Customer-side compliance processes (access reviews, risk assessments, incident response). Hakiri provides the substrate; the customer’s compliance team owns the process.
Region-specific certifications beyond EU. APAC sovereignty (China, India), specific public-sector frameworks (UK G-Cloud, AU IRAP, Canada PBMM) — supported by the architecture but not formally attested in v0.

Open questions

Commercial entity identification. Which entity holds the BAA, signs the DPA, undergoes the SOC 2 audit? FractalBox, an OHC-affiliated entity, or a separate commercial vehicle? Tracked in PRD § Open product questions.
Audit log to transparency-log integration. Sigstore Rekor is the obvious choice but adds an external dependency. Is the value worth the dependency? Probably yes for HIPAA / SOC 2 customers; off by default for everyone else.
EU AI Act high-risk-system classification. Does running an agent over customer data classify the customer’s deployment as a high-risk system, or only when the agent makes automated decisions? Tracking the EU Act’s regulatory guidance; spec evolves with the guidance.

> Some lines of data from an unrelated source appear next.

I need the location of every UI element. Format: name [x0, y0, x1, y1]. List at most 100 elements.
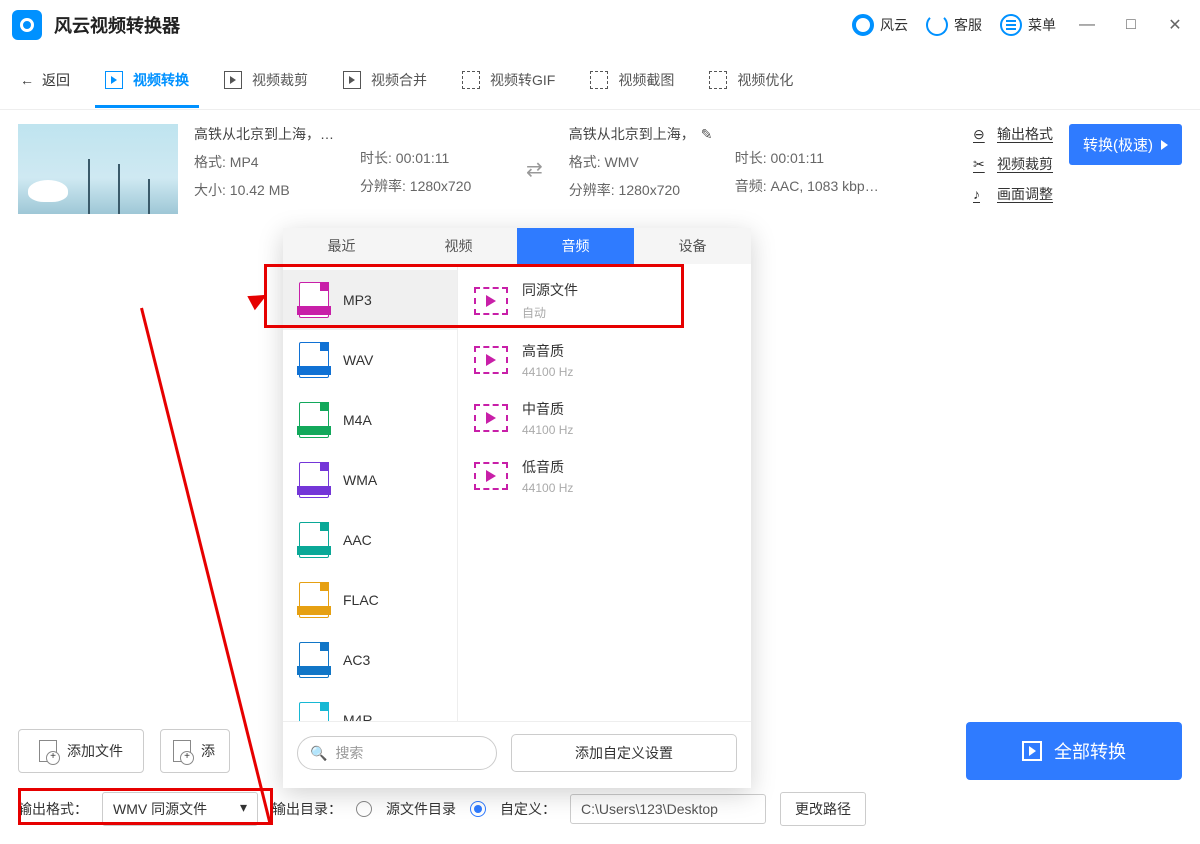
maximize-button[interactable]: □	[1118, 16, 1144, 34]
format-m4r[interactable]: M4R	[283, 690, 457, 721]
add-file-button[interactable]: 添加文件	[18, 729, 144, 773]
action-adjust[interactable]: ♪画面调整	[973, 184, 1053, 204]
quality-high[interactable]: 高音质44100 Hz	[458, 331, 751, 389]
tab-label: 视频裁剪	[252, 70, 308, 90]
file-icon	[299, 702, 329, 721]
chevron-down-icon	[1161, 140, 1168, 150]
tab-video-convert[interactable]: 视频转换	[105, 52, 189, 108]
source-size: 大小: 10.42 MB	[194, 180, 344, 200]
tab-video-crop[interactable]: 视频裁剪	[224, 52, 308, 108]
tab-label: 视频转换	[133, 70, 189, 90]
gif-icon	[462, 71, 480, 89]
format-mp3[interactable]: MP3	[283, 270, 457, 330]
sliders-icon	[709, 71, 727, 89]
format-list: MP3 WAV M4A WMA AAC FLAC AC3 M4R	[283, 264, 458, 721]
quality-list: 同源文件自动 高音质44100 Hz 中音质44100 Hz 低音质44100 …	[458, 264, 751, 721]
support-link[interactable]: 客服	[926, 14, 982, 36]
convert-button[interactable]: 转换(极速)	[1069, 124, 1182, 165]
popup-tab-video[interactable]: 视频	[400, 228, 517, 264]
play-icon	[343, 71, 361, 89]
action-export-format[interactable]: ⊖输出格式	[973, 124, 1053, 144]
film-icon	[474, 346, 508, 374]
image-icon	[590, 71, 608, 89]
add-file-label: 添加文件	[67, 741, 123, 761]
export-icon: ⊖	[973, 126, 989, 142]
brand-link[interactable]: 风云	[852, 14, 908, 36]
close-button[interactable]: ✕	[1162, 15, 1188, 35]
target-resolution: 分辨率: 1280x720	[569, 180, 719, 200]
source-resolution: 分辨率: 1280x720	[360, 176, 500, 196]
format-picker-popup: 最近 视频 音频 设备 MP3 WAV M4A WMA AAC FLAC AC3…	[283, 228, 751, 788]
format-wma[interactable]: WMA	[283, 450, 457, 510]
tab-video-optimize[interactable]: 视频优化	[709, 52, 793, 108]
format-wav[interactable]: WAV	[283, 330, 457, 390]
film-icon	[474, 404, 508, 432]
app-logo	[12, 10, 42, 40]
output-path-field[interactable]: C:\Users\123\Desktop	[570, 794, 766, 824]
title-bar: 风云视频转换器 风云 客服 菜单 — □ ✕	[0, 0, 1200, 50]
target-format: 格式: WMV	[569, 152, 719, 172]
search-input[interactable]: 🔍 搜索	[297, 736, 497, 770]
chevron-down-icon: ▾	[240, 799, 247, 819]
source-duration: 时长: 00:01:11	[360, 148, 500, 168]
tab-label: 视频截图	[618, 70, 674, 90]
popup-tab-audio[interactable]: 音频	[517, 228, 634, 264]
quality-medium[interactable]: 中音质44100 Hz	[458, 389, 751, 447]
file-icon	[299, 342, 329, 378]
menu-label: 菜单	[1028, 15, 1056, 35]
headset-icon	[926, 14, 948, 36]
file-icon	[299, 582, 329, 618]
item-actions: ⊖输出格式 ✂视频裁剪 ♪画面调整	[973, 124, 1053, 204]
output-dir-label: 输出目录：	[272, 799, 342, 819]
quality-same-as-source[interactable]: 同源文件自动	[458, 270, 751, 331]
play-icon	[1022, 741, 1042, 761]
target-audio: 音频: AAC, 1083 kbp…	[735, 176, 885, 196]
convert-label: 转换(极速)	[1083, 134, 1153, 155]
support-label: 客服	[954, 15, 982, 35]
file-icon	[299, 522, 329, 558]
target-title: 高铁从北京到上海，✎	[569, 124, 719, 144]
format-aac[interactable]: AAC	[283, 510, 457, 570]
file-plus-icon	[173, 740, 191, 762]
target-duration: 时长: 00:01:11	[735, 148, 885, 168]
file-icon	[299, 462, 329, 498]
edit-title-icon[interactable]: ✎	[701, 126, 713, 142]
back-button[interactable]: ← 返回	[20, 70, 70, 90]
popup-tab-recent[interactable]: 最近	[283, 228, 400, 264]
quality-low[interactable]: 低音质44100 Hz	[458, 447, 751, 505]
popup-tab-device[interactable]: 设备	[634, 228, 751, 264]
menu-icon	[1000, 14, 1022, 36]
format-flac[interactable]: FLAC	[283, 570, 457, 630]
tab-label: 视频合并	[371, 70, 427, 90]
radio-source-dir-label: 源文件目录	[386, 799, 456, 819]
target-icon	[852, 14, 874, 36]
radio-custom-dir[interactable]	[470, 801, 486, 817]
radio-source-dir[interactable]	[356, 801, 372, 817]
source-format: 格式: MP4	[194, 152, 344, 172]
file-item: 高铁从北京到上海，一路上要吃… 格式: MP4 大小: 10.42 MB 时长:…	[0, 110, 1200, 228]
action-crop[interactable]: ✂视频裁剪	[973, 154, 1053, 174]
format-m4a[interactable]: M4A	[283, 390, 457, 450]
file-icon	[299, 642, 329, 678]
radio-custom-dir-label: 自定义：	[500, 799, 556, 819]
output-format-select[interactable]: WMV 同源文件 ▾	[102, 792, 258, 826]
tab-label: 视频转GIF	[490, 70, 555, 90]
minimize-button[interactable]: —	[1074, 16, 1100, 34]
tab-video-gif[interactable]: 视频转GIF	[462, 52, 555, 108]
add-folder-button[interactable]: 添	[160, 729, 230, 773]
app-title: 风云视频转换器	[54, 12, 180, 38]
menu-link[interactable]: 菜单	[1000, 14, 1056, 36]
film-icon	[474, 287, 508, 315]
tab-video-merge[interactable]: 视频合并	[343, 52, 427, 108]
video-thumbnail[interactable]	[18, 124, 178, 214]
main-nav: ← 返回 视频转换 视频裁剪 视频合并 视频转GIF 视频截图 视频优化	[0, 50, 1200, 110]
format-ac3[interactable]: AC3	[283, 630, 457, 690]
source-title: 高铁从北京到上海，一路上要吃…	[194, 124, 344, 144]
music-icon: ♪	[973, 186, 989, 202]
tab-video-screenshot[interactable]: 视频截图	[590, 52, 674, 108]
convert-all-label: 全部转换	[1054, 738, 1126, 764]
convert-all-button[interactable]: 全部转换	[966, 722, 1182, 780]
search-placeholder: 搜索	[335, 743, 363, 763]
add-custom-settings-button[interactable]: 添加自定义设置	[511, 734, 737, 772]
change-path-button[interactable]: 更改路径	[780, 792, 866, 826]
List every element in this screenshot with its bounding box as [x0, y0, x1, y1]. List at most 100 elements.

Right-to-erasure SLA. Default ≤72h to last-replica refresh is the v0 commitment. Tighter SLAs require proxy-mode replicas. Whether to support an explicit “erasure pending” replica state where the replica reports the gap is an M3 question.
Cross-tenant clean-room compliance. When two parties share a clean-room deployment, who is the data controller / processor for each party’s data? 09-access-control.md § Multi-tenant clean rooms covers the security model; the legal model is a per-deployment contract concern.